Funding: This project received funding from the National Institute on Drug Abuse and support for the Utah Population Database was provided by the National Cancer Institute, University of Utah’s Program in Personalized Health as well as the National Institutes of Health Clinical and Translational Science Award, the National Center for Research Resources and the Utah State Department of Health.
Source: Stacy W. Kish – University of Utah Health
Publisher: Organized by NeuroscienceNews.com.
Image Source: NeuroscienceNews.com image is credited to University of Utah Health.
Original Research: Abstract for “Increased risk of diseases of the basal ganglia and cerebellum in patients with a history of attention-deficit/hyperactivity disorder” by Karen Curtin, Annette E. Fleckenstein, Brooks R. Keeshin, Deborah A. Yurgelun-Todd, Perry F. Renshaw, Ken R. Smith & Glen R. Hanson in Neuropsychopharmacology. Published September 12 2018.

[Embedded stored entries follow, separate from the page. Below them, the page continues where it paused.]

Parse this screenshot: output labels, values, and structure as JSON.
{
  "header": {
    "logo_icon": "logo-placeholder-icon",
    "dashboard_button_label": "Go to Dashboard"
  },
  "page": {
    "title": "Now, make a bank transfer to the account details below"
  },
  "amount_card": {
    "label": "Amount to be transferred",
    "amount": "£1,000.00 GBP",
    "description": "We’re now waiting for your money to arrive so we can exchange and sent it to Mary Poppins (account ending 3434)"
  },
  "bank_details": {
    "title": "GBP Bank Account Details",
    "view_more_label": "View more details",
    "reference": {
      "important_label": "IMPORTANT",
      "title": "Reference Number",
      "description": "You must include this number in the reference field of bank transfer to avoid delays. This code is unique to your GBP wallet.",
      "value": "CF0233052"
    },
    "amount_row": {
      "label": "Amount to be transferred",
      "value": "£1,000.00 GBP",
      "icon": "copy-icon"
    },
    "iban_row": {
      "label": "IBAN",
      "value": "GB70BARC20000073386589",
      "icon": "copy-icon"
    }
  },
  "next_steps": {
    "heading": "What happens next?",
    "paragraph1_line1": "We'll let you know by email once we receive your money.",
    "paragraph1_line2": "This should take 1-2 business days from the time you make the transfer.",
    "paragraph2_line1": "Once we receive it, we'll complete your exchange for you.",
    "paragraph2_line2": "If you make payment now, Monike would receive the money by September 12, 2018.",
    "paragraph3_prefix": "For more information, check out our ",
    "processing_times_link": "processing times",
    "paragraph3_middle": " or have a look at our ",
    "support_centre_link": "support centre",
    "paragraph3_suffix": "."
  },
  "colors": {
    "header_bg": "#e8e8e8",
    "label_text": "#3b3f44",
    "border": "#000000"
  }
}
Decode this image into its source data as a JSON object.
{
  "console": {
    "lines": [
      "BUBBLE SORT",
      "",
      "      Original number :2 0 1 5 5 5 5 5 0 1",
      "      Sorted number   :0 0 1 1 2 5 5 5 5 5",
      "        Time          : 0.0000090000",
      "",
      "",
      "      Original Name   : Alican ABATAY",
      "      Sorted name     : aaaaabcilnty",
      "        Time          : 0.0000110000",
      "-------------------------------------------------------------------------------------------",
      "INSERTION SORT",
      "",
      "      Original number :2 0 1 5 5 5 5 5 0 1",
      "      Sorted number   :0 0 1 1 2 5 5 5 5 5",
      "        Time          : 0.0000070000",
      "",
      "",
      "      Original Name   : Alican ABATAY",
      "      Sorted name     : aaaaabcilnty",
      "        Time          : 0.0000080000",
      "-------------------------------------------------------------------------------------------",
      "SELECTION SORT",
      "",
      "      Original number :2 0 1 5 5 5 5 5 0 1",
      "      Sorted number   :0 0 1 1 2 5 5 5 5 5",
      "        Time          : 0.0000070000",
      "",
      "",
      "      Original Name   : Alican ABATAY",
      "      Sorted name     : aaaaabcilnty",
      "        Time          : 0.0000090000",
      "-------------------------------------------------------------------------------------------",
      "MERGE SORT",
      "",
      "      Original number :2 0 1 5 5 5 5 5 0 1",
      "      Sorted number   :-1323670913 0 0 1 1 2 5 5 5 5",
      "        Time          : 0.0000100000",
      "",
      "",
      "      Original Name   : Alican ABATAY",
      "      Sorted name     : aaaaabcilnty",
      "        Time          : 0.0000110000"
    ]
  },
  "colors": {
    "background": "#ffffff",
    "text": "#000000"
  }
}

Increased risk of diseases of the basal ganglia and cerebellum in patients with a history of attention-deficit/hyperactivity disorder
Attention-deficit/hyperactivity disorder (ADHD) is marked by an ongoing pattern of inattention and/or hyperactivity and involves dysregulated dopaminergic pathways. Dopaminergic agents (i.e., amphetamine and methylphenidate) are thus prescribed to treat ADHD. As little is known regarding long-term consequences of either ADHD or its treatment, the objective of this study was to determine if either alters the risk of diseases of the basal ganglia and cerebellum, including Parkinson’s disease. Statewide medical records from 1996 to 2016 were retrieved from the Utah Population Database to conduct a retrospective cohort study. Participants included ADHD patients (International Classification of Diseases, 9th version (ICD-9) diagnosis codes 314.0–314.2, 314.8, 314.9) and 5:1 random sex-matched and age-matched subjects with no ADHD diagnosis history. Both patients and non-ADHD subjects met the following eligibility criteria: (1) no prior diagnosis of Parkinson’s disease, secondary parkinsonism, basal ganglia disease, or essential tremor (ICD-9 codes 332.0, 332.1, 333.0, 333.1), (2) born in 1950 or later and age ≥20 years at last follow-up, and (3) no history of substance abuse (illicit drugs or alcohol). Outcomes were measured as time to diagnosis of diseases of the basal ganglia and cerebellum, death, or study-end. A Cox model incorporating a competing risk of death was used to provide hazard ratio estimates. Patients with ADHD (N = 31,769) had a 2.4-fold increased risk of basal ganglia and cerebellum diseases (95% confidence interval (CI): 2.0–3.0; P < 0.0001) compared with 158,790 non-ADHD persons, after controlling for sex and age and adjusting for tobacco use and psychotic conditions. In 4960 ADHD patients prescribed psychostimulants, risk of basal ganglia and cerebellum diseases between ages 21 and 49 years was especially pronounced, at 8.6-fold (95% CI: 4.8–15.6; P < 0001). The association of ADHD patients prescribed psychostimulants with higher risk of diseases of the basal ganglia and cerebellum may reflect a more severe ADHD phenotype rather than a direct association between prescribed stimulant use and basal ganglia or cerebellum disorders. Future studies to assess and stratify patient risk so as to inform treatment are warranted.